After the end of apartheid, Archbishop Tutu promoted national healing by chairing the South Africa Truth and Reconciliation Commission. Instead of offering a blanket amnesty to apartheid-era officials or holding Nuremberg-style war crimes tribunals, the commission implemented a historic compromise. It offered conditional amnesty to those who had committed human rights violations and encouraged victims to testify of their pain and suffering. Tutu and his fellow commissioners sought to heal the wounds of the past and enable South Africans to build a new future together after decades of civil war. If someone without Archbishop Tutu’s moral authority had been appointed to head the commission, the whole exercise could have collapsed, and with it, South Africa’s hopes for a peaceful future.

After a successful career in public service, Tutu retired as Archbishop in 1996 and presented the final report of the Truth and Reconciliation Commission a few years later. Its job was apparently done – South Africa was a democracy and the truth commission had accomplished its mission. Diagnosed with prostate cancer in 1997, Tutu could easily have stepped into the shadows and declared his life’s work accomplished.

But Bishop Tutu never opted for the easy way. Since his official retirement, he has redoubled his efforts to promote peace and reconciliation in the world. He has been a key player in The Elders, a group of respected humanitarians working to improve conditions in some of the world’s hotspots. He traveled frequently to Northern Ireland to promote national healing and worked for peace in the Middle East. He created the Desmond Tutu Peace Center to encourage nonviolent change and train young people for future leadership positions. In addition to speaking to audiences around the world, Archbishop Tutu has published extensively, including An African Prayer Book (1995), No Future Without Forgiveness (1999) and God Has a Dream (2004).

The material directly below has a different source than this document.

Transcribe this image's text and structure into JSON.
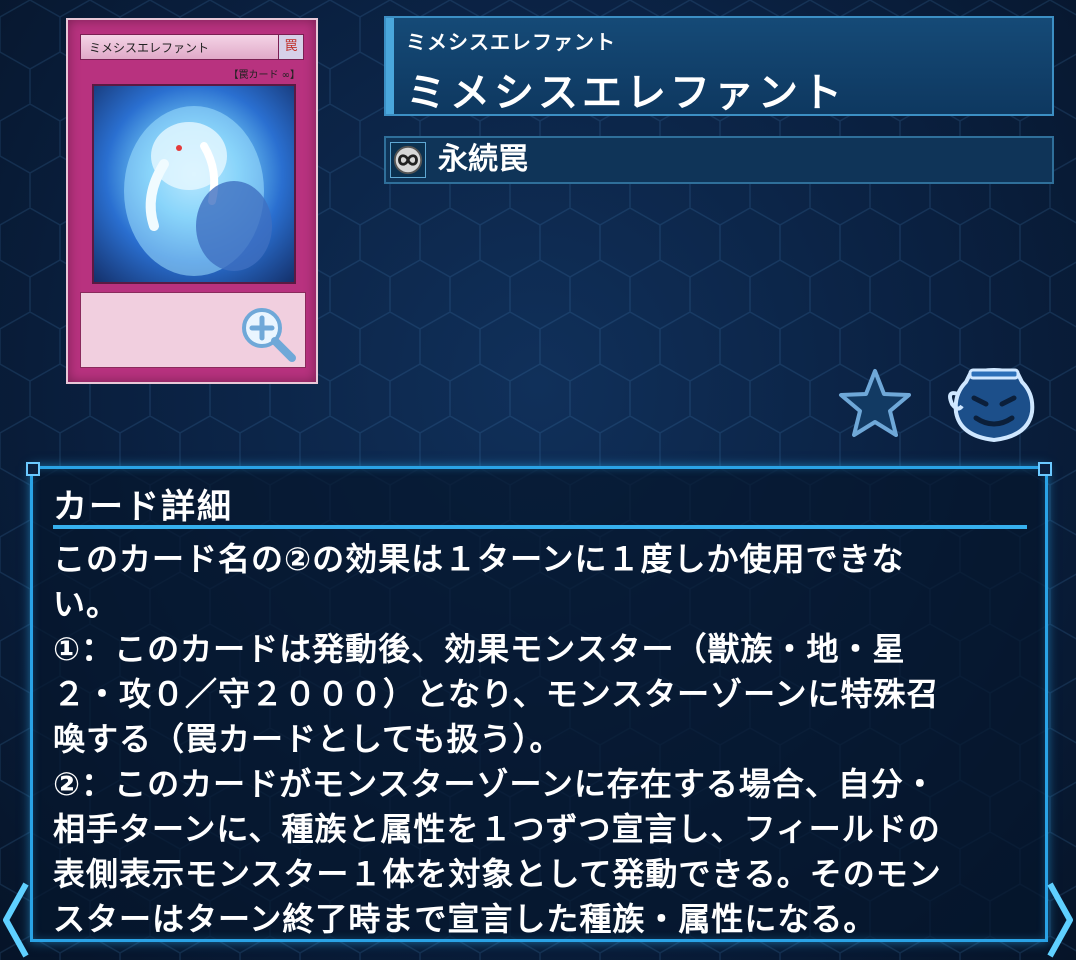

Many of the Archbishop’s ideas have relevance beyond South Africa. Articulating the concept of “ubuntu”, an African philosophy of community spirit, Tutu reminded the world that “a person is a person through other people” and that humanity is interdependent. Tutu has repeatedly emphasized the intrinsic worth of all people. In his words, “God has a dream” that all people will recognize their common humanity, regardless of color, beliefs, ethnicity, gender or sexual orientation. Tutu is perhaps best known for his advocacy for forgiveness and for urging victims of human rights violations to embrace “restorative justice” rather than retaliation.

Now over seventy years old, the indomitable spirit of Archbishop Tutu is unwavering. He is always ready to stand up for what he thinks is right, even if his positions are controversial. He believes the clergy should be open to everyone, regardless of gender or sexual orientation. He spoke out against corruption in South Africa and boycotted a peace conference there when the Dalai Lama’s invitation was canceled by the South African government. He criticized the policies of the Israeli government, but defended the right of its citizens to live in peace and security. At the root of all his statements is a dedication to peace, justice and human rights.

In the words of Sir John Templeton, Archbishop Desmond Tutu is a true “entrepreneur of the spirit”. With his unwavering faith in “God’s dream”, he embodies the best instincts of all of us.

I therefore recommend Archbishop Tutu for the 2010 Templeton Prize with great enthusiasm.


The Templeton Prize honors individuals whose exemplary accomplishments advance Sir John Templeton’s philanthropic vision: to harness the power of science to explore the deepest questions of the universe and the place and purpose of humanity within it .

Archbishop Tutu received the Templeton Prize in 2013.

Steven Gish is professor of history at Auburn University in Montgomery. He is the author of Desmond Tutu: A Biography.